Time-series monitoring of landslide displacement is crucial for controlling the geo-risk associated with sudden landslide occurrence and slope failure. Accurate prediction is valuable for geohazard mitigation in advance of short-term displacement. In this research, a novel chaotic modeling framework is proposed to predict landslide displacement using a robust long short-term memory (LSTM) network. To facilitate the prediction framework, daily instant displacement is measured in three dimensions at 19 monitoring locations. Then, the chaotic characteristics are computed for data reconstruction purposes, and the reconstructed data are selected as inputs in the prediction model. Next, LSTM is applied as the prediction algorithm and is trained using reconstructed field data. A generic LSTM is often trained to minimize the mean square error (MSE) loss, which can be oversensitive to a few outliers. In this research, the pseudo-Huber loss is adopted as the loss function and is integrated with LSTM as an improvement over the MSE loss.

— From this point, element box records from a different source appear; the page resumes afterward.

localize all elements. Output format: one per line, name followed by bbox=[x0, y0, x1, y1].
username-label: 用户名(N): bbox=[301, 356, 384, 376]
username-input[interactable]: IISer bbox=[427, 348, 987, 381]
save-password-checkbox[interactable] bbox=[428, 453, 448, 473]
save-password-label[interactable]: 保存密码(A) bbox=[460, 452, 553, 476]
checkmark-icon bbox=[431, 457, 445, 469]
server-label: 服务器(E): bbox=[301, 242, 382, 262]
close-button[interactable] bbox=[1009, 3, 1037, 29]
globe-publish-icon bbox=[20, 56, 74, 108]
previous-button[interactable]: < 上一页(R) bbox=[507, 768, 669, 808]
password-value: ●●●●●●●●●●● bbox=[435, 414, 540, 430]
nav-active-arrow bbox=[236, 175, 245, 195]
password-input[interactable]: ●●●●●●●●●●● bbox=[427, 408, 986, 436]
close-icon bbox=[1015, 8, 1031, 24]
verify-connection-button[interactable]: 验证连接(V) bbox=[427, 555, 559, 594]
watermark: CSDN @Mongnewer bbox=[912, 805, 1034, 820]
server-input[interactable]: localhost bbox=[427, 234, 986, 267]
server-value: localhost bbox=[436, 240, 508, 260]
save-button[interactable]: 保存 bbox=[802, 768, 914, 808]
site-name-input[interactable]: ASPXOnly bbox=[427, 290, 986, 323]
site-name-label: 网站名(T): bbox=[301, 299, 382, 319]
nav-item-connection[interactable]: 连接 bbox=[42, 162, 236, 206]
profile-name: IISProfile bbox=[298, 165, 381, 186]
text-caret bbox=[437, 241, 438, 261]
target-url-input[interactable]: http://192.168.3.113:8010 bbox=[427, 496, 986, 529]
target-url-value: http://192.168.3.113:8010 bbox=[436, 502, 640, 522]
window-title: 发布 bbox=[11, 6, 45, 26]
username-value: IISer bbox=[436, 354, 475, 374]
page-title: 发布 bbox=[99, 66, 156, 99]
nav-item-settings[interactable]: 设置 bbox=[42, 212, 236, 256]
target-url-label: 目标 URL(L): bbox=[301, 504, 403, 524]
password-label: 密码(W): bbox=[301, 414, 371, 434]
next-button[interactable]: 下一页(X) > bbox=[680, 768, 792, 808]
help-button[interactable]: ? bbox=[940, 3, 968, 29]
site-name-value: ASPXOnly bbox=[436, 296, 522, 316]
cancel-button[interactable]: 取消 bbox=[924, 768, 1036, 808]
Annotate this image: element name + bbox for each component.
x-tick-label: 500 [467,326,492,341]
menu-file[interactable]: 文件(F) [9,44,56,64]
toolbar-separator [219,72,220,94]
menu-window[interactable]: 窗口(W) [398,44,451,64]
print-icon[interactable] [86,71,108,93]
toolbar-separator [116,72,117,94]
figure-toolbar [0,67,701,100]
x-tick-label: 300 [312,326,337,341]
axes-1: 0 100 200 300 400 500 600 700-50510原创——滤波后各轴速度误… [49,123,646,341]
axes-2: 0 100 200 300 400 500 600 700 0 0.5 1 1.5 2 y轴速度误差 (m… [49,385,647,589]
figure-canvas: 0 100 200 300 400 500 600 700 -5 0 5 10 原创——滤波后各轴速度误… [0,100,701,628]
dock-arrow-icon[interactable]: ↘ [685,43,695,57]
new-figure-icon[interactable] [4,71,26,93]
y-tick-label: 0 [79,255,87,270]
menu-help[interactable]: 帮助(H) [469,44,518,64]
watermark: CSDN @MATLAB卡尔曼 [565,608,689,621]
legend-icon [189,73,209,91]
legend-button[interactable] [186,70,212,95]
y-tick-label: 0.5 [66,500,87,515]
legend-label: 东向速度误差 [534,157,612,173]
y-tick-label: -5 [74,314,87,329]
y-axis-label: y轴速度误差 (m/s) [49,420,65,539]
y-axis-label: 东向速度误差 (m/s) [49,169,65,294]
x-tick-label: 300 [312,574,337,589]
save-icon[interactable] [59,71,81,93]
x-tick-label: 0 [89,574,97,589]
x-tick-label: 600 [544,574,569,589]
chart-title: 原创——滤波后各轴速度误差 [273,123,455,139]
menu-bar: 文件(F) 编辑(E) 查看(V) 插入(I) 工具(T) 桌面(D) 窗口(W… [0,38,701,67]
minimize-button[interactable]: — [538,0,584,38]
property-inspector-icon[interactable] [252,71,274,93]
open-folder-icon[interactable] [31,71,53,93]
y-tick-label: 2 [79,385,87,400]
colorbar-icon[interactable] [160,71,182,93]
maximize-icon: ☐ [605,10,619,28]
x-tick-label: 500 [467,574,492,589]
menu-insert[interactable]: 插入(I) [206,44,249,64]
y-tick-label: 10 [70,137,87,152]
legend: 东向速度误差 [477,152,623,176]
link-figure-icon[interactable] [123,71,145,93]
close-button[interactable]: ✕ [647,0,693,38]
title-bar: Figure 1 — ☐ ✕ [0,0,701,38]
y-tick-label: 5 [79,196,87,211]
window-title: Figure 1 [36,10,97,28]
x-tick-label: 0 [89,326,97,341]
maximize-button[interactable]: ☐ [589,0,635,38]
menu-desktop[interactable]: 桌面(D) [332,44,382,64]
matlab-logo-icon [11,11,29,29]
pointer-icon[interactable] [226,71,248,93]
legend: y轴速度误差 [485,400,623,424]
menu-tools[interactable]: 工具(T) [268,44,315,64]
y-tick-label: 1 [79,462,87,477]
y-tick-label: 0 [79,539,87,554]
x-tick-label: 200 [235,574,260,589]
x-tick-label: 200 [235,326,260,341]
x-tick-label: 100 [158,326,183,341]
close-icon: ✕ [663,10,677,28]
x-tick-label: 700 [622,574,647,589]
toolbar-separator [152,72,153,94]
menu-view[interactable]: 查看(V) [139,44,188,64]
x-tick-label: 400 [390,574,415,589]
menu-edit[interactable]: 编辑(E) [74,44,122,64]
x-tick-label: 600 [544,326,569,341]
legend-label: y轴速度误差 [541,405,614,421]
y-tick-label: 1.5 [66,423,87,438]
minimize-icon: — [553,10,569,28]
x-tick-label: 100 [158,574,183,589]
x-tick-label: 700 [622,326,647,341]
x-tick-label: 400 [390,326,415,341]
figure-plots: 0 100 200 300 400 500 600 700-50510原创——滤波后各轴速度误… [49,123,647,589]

The effectiveness and efficiency of the proposed framework have been validated by the benchmark LSTM and other machine learning algorithms. The computational results show that the proposed approach performed better than conventional LSTM and other machine learning algorithms. This framework may be valuable for engineers for practical landslide hazard estimation or rapid preliminary screening of slope stability.